Sodium chloride (table salt) is really stable because sodium loves to give up its extra electron and chlorine loves to get one extra electron.

And weird things happen in the middle. Hydrogen usually prefers to give up an electron and become H+, but if potassium is around, potassium will force an electron onto hydrogen and form H- (hydride). Hydride grabs an H+ from water to make H2 gas, which is why potassium in water often pops/explodes.

https://en.wikipedia.org/wiki/Chemical_bond

https://en.wikipedia.org/wiki/Valence_bond_theory

https://en.wikipedia.org/wiki/Electronegativity



Try a course why not

https://www.youtube.com/watch?v=YkYe...0xbgZVZibxj4rb




or that

https://www.youtube.com/watch?v=iWZD...f323DiuR7-Mgir


and notes

https://ocw.mit.edu/courses/chemistr...lecture-notes/

Hey cali, is this a good place to remind you of my question from a while back?:

when acid dissolves into an aqueous solution and metal is introduced, a chemical reaction takes place. What does it look like on the micro scale?

I ask because I'm wondering what would happen if we could stop time and look at the reaction.

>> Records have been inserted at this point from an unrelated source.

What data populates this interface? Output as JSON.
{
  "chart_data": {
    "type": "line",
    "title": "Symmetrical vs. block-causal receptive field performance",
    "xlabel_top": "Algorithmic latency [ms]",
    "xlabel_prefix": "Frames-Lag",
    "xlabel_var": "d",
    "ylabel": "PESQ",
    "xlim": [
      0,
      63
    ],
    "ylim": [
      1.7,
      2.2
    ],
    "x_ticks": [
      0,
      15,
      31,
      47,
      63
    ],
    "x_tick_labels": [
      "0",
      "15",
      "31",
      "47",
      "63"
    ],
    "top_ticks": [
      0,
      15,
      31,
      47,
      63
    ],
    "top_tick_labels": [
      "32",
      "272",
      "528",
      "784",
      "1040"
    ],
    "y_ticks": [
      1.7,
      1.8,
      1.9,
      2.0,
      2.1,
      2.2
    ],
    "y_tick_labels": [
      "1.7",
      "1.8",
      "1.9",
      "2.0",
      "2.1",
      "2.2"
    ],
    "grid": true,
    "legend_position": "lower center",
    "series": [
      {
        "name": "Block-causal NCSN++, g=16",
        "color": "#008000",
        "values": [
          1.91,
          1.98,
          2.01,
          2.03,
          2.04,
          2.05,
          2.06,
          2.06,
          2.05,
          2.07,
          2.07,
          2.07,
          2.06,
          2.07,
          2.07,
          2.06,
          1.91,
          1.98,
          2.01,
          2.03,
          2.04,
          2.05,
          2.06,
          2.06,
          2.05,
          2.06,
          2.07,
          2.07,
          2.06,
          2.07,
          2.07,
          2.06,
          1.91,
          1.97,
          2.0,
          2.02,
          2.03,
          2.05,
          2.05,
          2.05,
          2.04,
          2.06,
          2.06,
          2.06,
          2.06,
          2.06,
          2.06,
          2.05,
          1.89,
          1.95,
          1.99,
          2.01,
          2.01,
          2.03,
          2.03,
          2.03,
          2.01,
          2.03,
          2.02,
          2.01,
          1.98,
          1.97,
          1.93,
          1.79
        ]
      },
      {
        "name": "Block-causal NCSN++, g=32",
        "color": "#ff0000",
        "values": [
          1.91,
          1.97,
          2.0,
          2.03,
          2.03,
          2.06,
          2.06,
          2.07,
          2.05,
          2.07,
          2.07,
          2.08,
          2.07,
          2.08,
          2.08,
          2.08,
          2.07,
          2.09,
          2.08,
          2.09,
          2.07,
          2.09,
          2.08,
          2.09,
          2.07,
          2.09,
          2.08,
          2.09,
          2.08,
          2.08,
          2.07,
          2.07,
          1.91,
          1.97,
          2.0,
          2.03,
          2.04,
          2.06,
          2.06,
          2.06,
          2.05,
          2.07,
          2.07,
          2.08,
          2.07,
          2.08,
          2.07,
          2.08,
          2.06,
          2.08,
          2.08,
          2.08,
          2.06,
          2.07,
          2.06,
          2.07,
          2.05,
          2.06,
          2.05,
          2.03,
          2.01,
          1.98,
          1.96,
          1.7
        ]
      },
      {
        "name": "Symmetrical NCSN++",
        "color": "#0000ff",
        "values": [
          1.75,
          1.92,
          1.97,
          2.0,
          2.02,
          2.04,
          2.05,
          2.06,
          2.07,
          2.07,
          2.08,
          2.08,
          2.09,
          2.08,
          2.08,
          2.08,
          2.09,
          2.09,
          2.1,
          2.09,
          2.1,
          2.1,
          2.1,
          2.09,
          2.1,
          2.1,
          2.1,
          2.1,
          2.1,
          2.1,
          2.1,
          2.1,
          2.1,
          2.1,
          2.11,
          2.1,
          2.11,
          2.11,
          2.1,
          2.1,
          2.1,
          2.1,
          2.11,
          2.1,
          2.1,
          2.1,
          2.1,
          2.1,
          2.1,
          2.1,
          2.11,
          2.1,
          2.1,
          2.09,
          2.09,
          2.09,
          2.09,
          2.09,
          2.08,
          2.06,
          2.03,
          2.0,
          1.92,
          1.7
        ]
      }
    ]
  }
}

a) the H+ free proton will react with the loose electrons of the metal at a rate dependent on the molarity of the solution and the number of H+ cations per molecule released into the solution.

or?:

b) it's more wave like in nature and it's an electromagnetic mess which isn't as easily comprehended by humans.

or both?

It looks really really small.

It's complicated because you don't have homogeneous solutions of the metal. You have a solid metal surface with a coating of metal cations around it, the metal cation layer is sloughing off into solution exposing the metal.

Metals like Na and K react one electron at a time. So you may end up with H. (neutral hydrogen with one electron) which further reacts with H2O to give H2 and OH. (neutral radical species), etc.

The nature of the surface itself matters. The greater the surface area, the faster the metal reacts. If you have a big chunk it takes forever to react. Microscale crevices can greatly accelerate the reaction (the same way that Mentos accelerate the offgassing of Diet Coke).

These sorts of surface-solution reactions are very important in atmospheric chemistry. One of the huge breakthroughs in the field was when scientists discovered that small ice crystals floating in the polar atmospheres greatly accelerated the decomposition of ozone. That would probably be a good place to start Wikipediaing if this sounds interesting to you.